Marie de Rabutin Chantal, marquise de Sevigné, was 70 years old when she died, 300 years ago, in April of 1696. She lived in what is called the century of Louis XIV, so well described by Voltaire: “It was a time worth the attention of times to come, when the heroes created by Corneille and Racine, Moliere’s characters and Lulli’s symphonies spoke to Louis XIV, to Madame -so celebrated by her refined taste- to Condé, Colbert, to all those men superior in every sense. No other time will be found in which the Duke de la Rochefoucauld, the author of the Maximes, after conversing with Pascal, attended a play by Corneille”. The glory of France pervades the century; two great politicians, Richelieu and Mazarin, lay the foundations for Louis XIV’s absolute monarchy, supported by the great bourgeoisie. The court at Versailles is the center of attention, ambition and talent. Modern French is born and the French Academy founded (1635); its first dictionary is published in 1694. It is the time of Racine’s and Corneille’s classical theater, Moliere’s satirical plays, the janseniste Pascal’s philosophical Pensées, La Fontaine’s fables; Descartes’ Discours de la Méthode brings order and logic into the minds of men. The literature and ideas from France that inundated the European world of that time still live among us.
¿What was the talent of this aristocrat, the marquise de Sevigné, that allowed her to glow among men of genius? She is not the only one of her sex; it is a time when women shine with their own light or reflect other people’s; in their salons and reunions, Mme. de Rambouillet and Mlle. de Scudéry bring together the wits of men who excel in politics and art. Moliere will later criticize this type of gathering in Les Precieuses Ridicules; but at best, they stimulate culture and act as a refining element of society and the minds of the epoch.
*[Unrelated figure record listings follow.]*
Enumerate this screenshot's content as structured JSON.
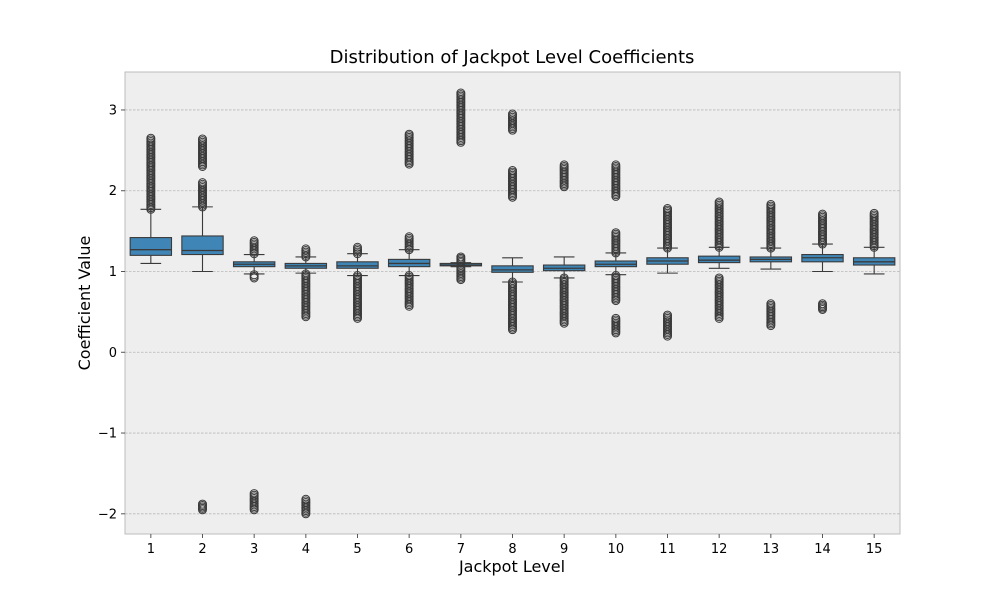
{
  "chart_data": {
    "type": "box",
    "title": "Distribution of Jackpot Level Coefficients",
    "xlabel": "Jackpot Level",
    "ylabel": "Coefficient Value",
    "categories": [
      "1",
      "2",
      "3",
      "4",
      "5",
      "6",
      "7",
      "8",
      "9",
      "10",
      "11",
      "12",
      "13",
      "14",
      "15"
    ],
    "yticks": [
      -2,
      -1,
      0,
      1,
      2,
      3
    ],
    "ytick_labels": [
      "−2",
      "−1",
      "0",
      "1",
      "2",
      "3"
    ],
    "ylim": [
      -2.25,
      3.47
    ],
    "grid": true,
    "colors": {
      "box": "#3f86b7",
      "edge": "#3a3a3a",
      "background": "#eeeeee",
      "grid": "#b8b8b8",
      "frame": "#bcbcbc"
    },
    "boxes": [
      {
        "category": "1",
        "whisker_low": 1.1,
        "q1": 1.2,
        "median": 1.27,
        "q3": 1.42,
        "whisker_high": 1.77,
        "outliers": [
          [
            1.77,
            2.65
          ]
        ]
      },
      {
        "category": "2",
        "whisker_low": 1.0,
        "q1": 1.21,
        "median": 1.26,
        "q3": 1.44,
        "whisker_high": 1.8,
        "outliers": [
          [
            1.8,
            2.1
          ],
          [
            2.3,
            2.64
          ],
          [
            -1.95,
            -1.88
          ]
        ]
      },
      {
        "category": "3",
        "whisker_low": 0.97,
        "q1": 1.06,
        "median": 1.09,
        "q3": 1.12,
        "whisker_high": 1.21,
        "outliers": [
          [
            1.22,
            1.38
          ],
          [
            0.92,
            0.96
          ],
          [
            -1.95,
            -1.75
          ]
        ]
      },
      {
        "category": "4",
        "whisker_low": 0.98,
        "q1": 1.04,
        "median": 1.07,
        "q3": 1.1,
        "whisker_high": 1.18,
        "outliers": [
          [
            1.18,
            1.28
          ],
          [
            0.44,
            0.97
          ],
          [
            -2.0,
            -1.82
          ]
        ]
      },
      {
        "category": "5",
        "whisker_low": 0.95,
        "q1": 1.04,
        "median": 1.07,
        "q3": 1.12,
        "whisker_high": 1.22,
        "outliers": [
          [
            1.22,
            1.3
          ],
          [
            0.42,
            0.95
          ]
        ]
      },
      {
        "category": "6",
        "whisker_low": 0.95,
        "q1": 1.06,
        "median": 1.1,
        "q3": 1.15,
        "whisker_high": 1.27,
        "outliers": [
          [
            1.27,
            1.43
          ],
          [
            2.33,
            2.7
          ],
          [
            0.57,
            0.95
          ]
        ]
      },
      {
        "category": "7",
        "whisker_low": 1.06,
        "q1": 1.07,
        "median": 1.08,
        "q3": 1.1,
        "whisker_high": 1.11,
        "outliers": [
          [
            1.11,
            1.18
          ],
          [
            0.9,
            1.05
          ],
          [
            2.6,
            3.21
          ]
        ]
      },
      {
        "category": "8",
        "whisker_low": 0.87,
        "q1": 0.99,
        "median": 1.02,
        "q3": 1.07,
        "whisker_high": 1.17,
        "outliers": [
          [
            0.28,
            0.87
          ],
          [
            1.92,
            2.25
          ],
          [
            2.75,
            2.95
          ]
        ]
      },
      {
        "category": "9",
        "whisker_low": 0.92,
        "q1": 1.01,
        "median": 1.04,
        "q3": 1.08,
        "whisker_high": 1.18,
        "outliers": [
          [
            0.36,
            0.92
          ],
          [
            2.05,
            2.32
          ]
        ]
      },
      {
        "category": "10",
        "whisker_low": 0.96,
        "q1": 1.06,
        "median": 1.09,
        "q3": 1.13,
        "whisker_high": 1.23,
        "outliers": [
          [
            1.23,
            1.48
          ],
          [
            0.64,
            0.95
          ],
          [
            0.24,
            0.42
          ],
          [
            1.93,
            2.32
          ]
        ]
      },
      {
        "category": "11",
        "whisker_low": 0.98,
        "q1": 1.09,
        "median": 1.13,
        "q3": 1.17,
        "whisker_high": 1.29,
        "outliers": [
          [
            1.29,
            1.78
          ],
          [
            0.2,
            0.46
          ]
        ]
      },
      {
        "category": "12",
        "whisker_low": 1.04,
        "q1": 1.11,
        "median": 1.14,
        "q3": 1.19,
        "whisker_high": 1.3,
        "outliers": [
          [
            1.3,
            1.86
          ],
          [
            0.42,
            0.92
          ]
        ]
      },
      {
        "category": "13",
        "whisker_low": 1.03,
        "q1": 1.12,
        "median": 1.15,
        "q3": 1.18,
        "whisker_high": 1.29,
        "outliers": [
          [
            1.29,
            1.83
          ],
          [
            0.33,
            0.6
          ]
        ]
      },
      {
        "category": "14",
        "whisker_low": 1.0,
        "q1": 1.12,
        "median": 1.17,
        "q3": 1.21,
        "whisker_high": 1.34,
        "outliers": [
          [
            1.34,
            1.71
          ],
          [
            0.53,
            0.6
          ]
        ]
      },
      {
        "category": "15",
        "whisker_low": 0.97,
        "q1": 1.08,
        "median": 1.12,
        "q3": 1.17,
        "whisker_high": 1.3,
        "outliers": [
          [
            1.3,
            1.72
          ]
        ]
      }
    ]
  }
}
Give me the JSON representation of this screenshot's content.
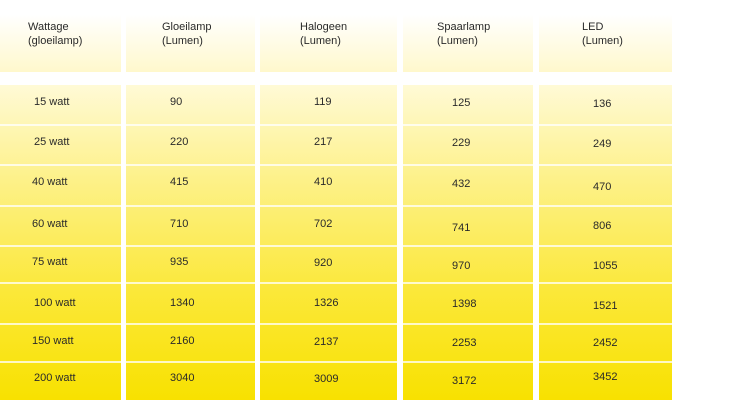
{
  "chart_data": {
    "type": "table",
    "columns": [
      "Wattage\n(gloeilamp)",
      "Gloeilamp\n(Lumen)",
      "Halogeen\n(Lumen)",
      "Spaarlamp\n(Lumen)",
      "LED\n(Lumen)"
    ],
    "rows": [
      [
        "15 watt",
        "90",
        "119",
        "125",
        "136"
      ],
      [
        "25 watt",
        "220",
        "217",
        "229",
        "249"
      ],
      [
        "40 watt",
        "415",
        "410",
        "432",
        "470"
      ],
      [
        "60 watt",
        "710",
        "702",
        "741",
        "806"
      ],
      [
        "75 watt",
        "935",
        "920",
        "970",
        "1055"
      ],
      [
        "100 watt",
        "1340",
        "1326",
        "1398",
        "1521"
      ],
      [
        "150 watt",
        "2160",
        "2137",
        "2253",
        "2452"
      ],
      [
        "200 watt",
        "3040",
        "3009",
        "3172",
        "3452"
      ]
    ]
  },
  "colors": {
    "header_fade": "#fff8cc",
    "body_top": "#fffad6",
    "body_bottom": "#f8e100",
    "text": "#2a2a2a"
  }
}
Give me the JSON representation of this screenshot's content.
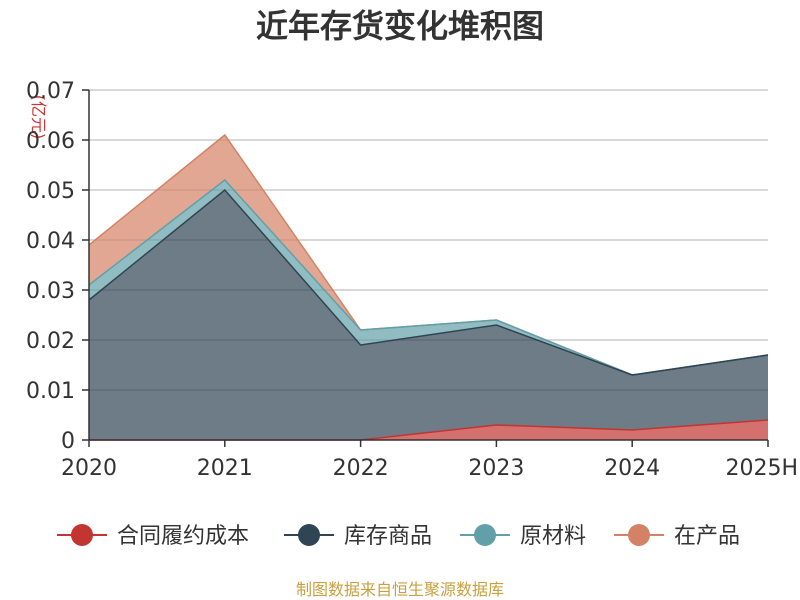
{
  "chart_data": {
    "type": "area",
    "stacked": true,
    "title": "近年存货变化堆积图",
    "ylabel": "(亿元)",
    "xlabel": "",
    "categories": [
      "2020",
      "2021",
      "2022",
      "2023",
      "2024",
      "2025H"
    ],
    "y_ticks": [
      "0",
      "0.01",
      "0.02",
      "0.03",
      "0.04",
      "0.05",
      "0.06",
      "0.07"
    ],
    "ylim": [
      0,
      0.07
    ],
    "grid": true,
    "legend_position": "bottom",
    "series": [
      {
        "name": "合同履约成本",
        "color": "#c23531",
        "values": [
          0,
          0,
          0,
          0.003,
          0.002,
          0.004
        ]
      },
      {
        "name": "库存商品",
        "color": "#2f4554",
        "values": [
          0.028,
          0.05,
          0.019,
          0.02,
          0.011,
          0.013
        ]
      },
      {
        "name": "原材料",
        "color": "#61a0a8",
        "values": [
          0.003,
          0.002,
          0.003,
          0.001,
          0,
          0
        ]
      },
      {
        "name": "在产品",
        "color": "#d48265",
        "values": [
          0.008,
          0.009,
          0,
          0,
          0,
          0
        ]
      }
    ],
    "source": "制图数据来自恒生聚源数据库"
  }
}
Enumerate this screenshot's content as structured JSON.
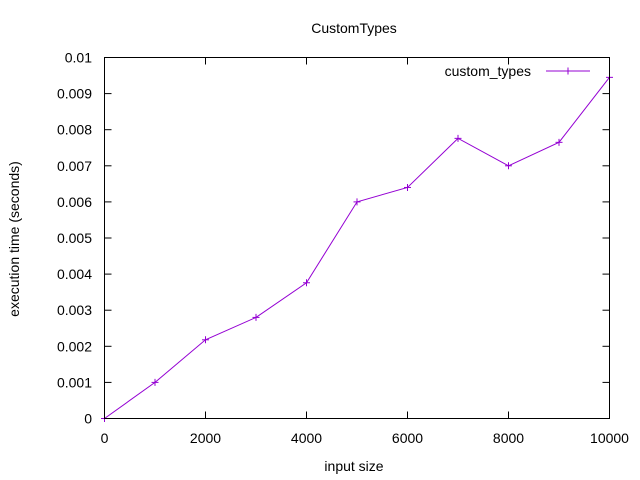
{
  "chart_data": {
    "type": "line",
    "title": "CustomTypes",
    "xlabel": "input size",
    "ylabel": "execution time (seconds)",
    "xlim": [
      0,
      10000
    ],
    "ylim": [
      0,
      0.01
    ],
    "x_ticks": [
      "0",
      "2000",
      "4000",
      "6000",
      "8000",
      "10000"
    ],
    "y_ticks": [
      "0",
      "0.001",
      "0.002",
      "0.003",
      "0.004",
      "0.005",
      "0.006",
      "0.007",
      "0.008",
      "0.009",
      "0.01"
    ],
    "grid": false,
    "legend_position": "top-right",
    "series": [
      {
        "name": "custom_types",
        "color": "#9400d3",
        "marker": "plus",
        "x": [
          0,
          1000,
          2000,
          3000,
          4000,
          5000,
          6000,
          7000,
          8000,
          9000,
          10000
        ],
        "y": [
          0.0,
          0.001,
          0.00218,
          0.0028,
          0.00376,
          0.006,
          0.0064,
          0.00776,
          0.007,
          0.00765,
          0.00945
        ]
      }
    ]
  }
}
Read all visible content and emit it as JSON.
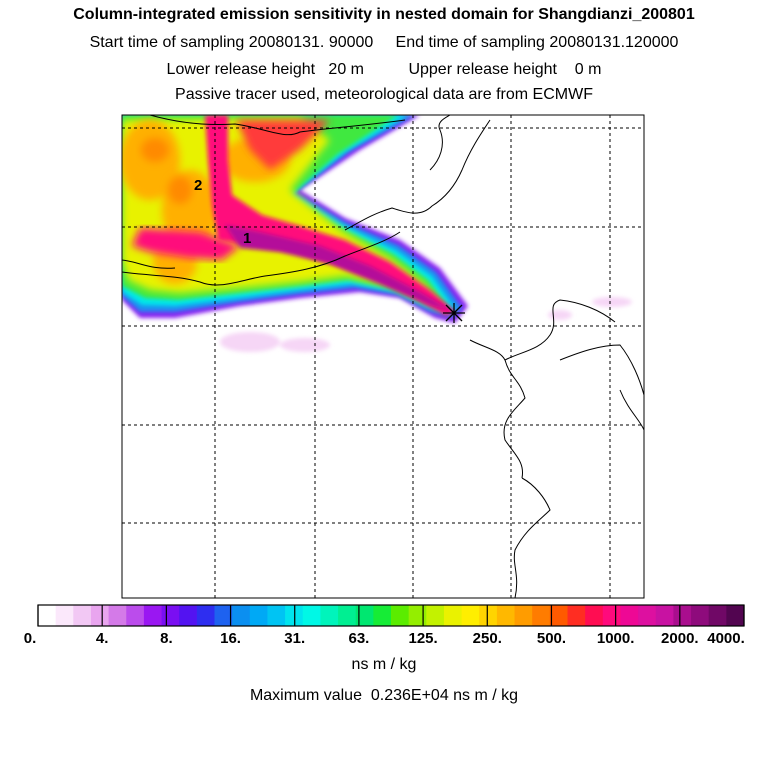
{
  "header": {
    "title": "Column-integrated emission sensitivity in nested domain for Shangdianzi_200801",
    "start": "Start time of sampling 20080131. 90000",
    "end": "End time of sampling 20080131.120000",
    "lower": "Lower release height   20 m",
    "upper": "Upper release height    0 m",
    "note": "Passive tracer used, meteorological data are from ECMWF"
  },
  "map": {
    "labels": [
      "1",
      "2"
    ],
    "release_marker": "star-marker"
  },
  "colorbar": {
    "ticks": [
      "0.",
      "4.",
      "8.",
      "16.",
      "31.",
      "63.",
      "125.",
      "250.",
      "500.",
      "1000.",
      "2000.",
      "4000."
    ],
    "colors": [
      "#ffffff",
      "#fbe8fb",
      "#f2c8f4",
      "#e9a5ef",
      "#d47ae8",
      "#bb4cec",
      "#9a17f2",
      "#7a0ff2",
      "#5313f1",
      "#2e2ef0",
      "#1e62f0",
      "#0b8ff0",
      "#00a9f5",
      "#00c4f3",
      "#00e4ee",
      "#00f8e6",
      "#00f4bb",
      "#00ef92",
      "#00e770",
      "#16ec36",
      "#5bec00",
      "#94ee00",
      "#c3f200",
      "#eaf200",
      "#ffee00",
      "#ffd400",
      "#ffb800",
      "#ff9c00",
      "#ff7c00",
      "#ff5a00",
      "#ff2d22",
      "#ff0d52",
      "#ff0a7c",
      "#ee0895",
      "#dd10a0",
      "#c812a2",
      "#a90e8e",
      "#8e0b7c",
      "#700866",
      "#520550"
    ],
    "units": "ns m / kg",
    "max_label": "Maximum value  0.236E+04 ns m / kg"
  }
}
Mme. de Sevigné deserves a special mention among these women, doyennes of intellectual elegance. She outshines them; her talent does not belong with preciosisme, that mundane effort towards social preeminence and frisky witticism. Orphaned in childhood, Marie de Rabutin Chantal profited from an unusual upbringing, cultivated and independent, under the care of her uncle and tutor, the abbé de Livry. She was fortunate enough to become a widow at 25; her husband was killed in a duel fought over the favors of a lady known as la belle Lolo. Mme. de Sevigné finds herself young, rich and free. She is the mother of two beautiful children, Charles and Francoise, whom she idolizes. Francoise is as attractive as her mother, so much so that she allows herself to snub the king. In the salons, Mme. de Sevigné is a rival for the doyennes, she seduces politicians and intellectuals; when the hectic life of the salons becomes too demanding, she takes refuge in her country estate.
Her literary work takes the form of letters, mostly written to her daughter after her marriage and her departure from home. “It seemed as if my body and my soul were torn off...every single thought made me wish for death”, she writes on the day after her departure. Nearly 1,500 letters are kept, written by this mother who adores her daughter; we find in them not only motherly love but a chronicle of her times as well. Mme. de Sevigné has the eye of a reporter when describing the drama of court intrigues, the anecdotes of everyday life. She is witty and scintillating in her portraits of the king’s favorites, the ministers, the women. One of the reasons why we may find it difficult to read her work today are the many popular proverbs and expressions she uses; she can nevertheless be deeply literary. In a letter she regrets the fact that her son has devastated a tract of woodland for money: “To dare destroy all this life, all this beauty of the woods, this ancient abode of mystery and daydreaming”...
The process of development lies in the talent and effort of the women of our time and the legacy of those who have made history; those who dared defy the barriers of their time in order to grow; those who trusted their own intelligence and listened to the voices of their creative talent. Mme. de Sevigné is representative of these women, a writer capable not only of portraying her epoch but of exploring her inner self. A dedicated mother, she turns her love into literature; family life does not prevent her from taking part in the world around her. Young in heart and spirit, the innate joy she pours into her letters makes them a delightful means of understanding her contemporaries. She trusts her own mind enough to pass judgment on Racine -then at the top of his glory- or to express her admiration for Pascal. There is a touch of black humour to her writing; she describes thus the scene of a fire: “If one could bring oneself to laugh over such an unfortunate happening, one could paint such portraits of the circumstances in which we found ourselves! Guitaut was nearly naked, in his nightshirt and shorts; Mme. de Guitaut’s legs were bare, and she had lost one of her slippers”. We find no preciosisme in this paragraph; it comes nearer to the mocking tone of Voltaire.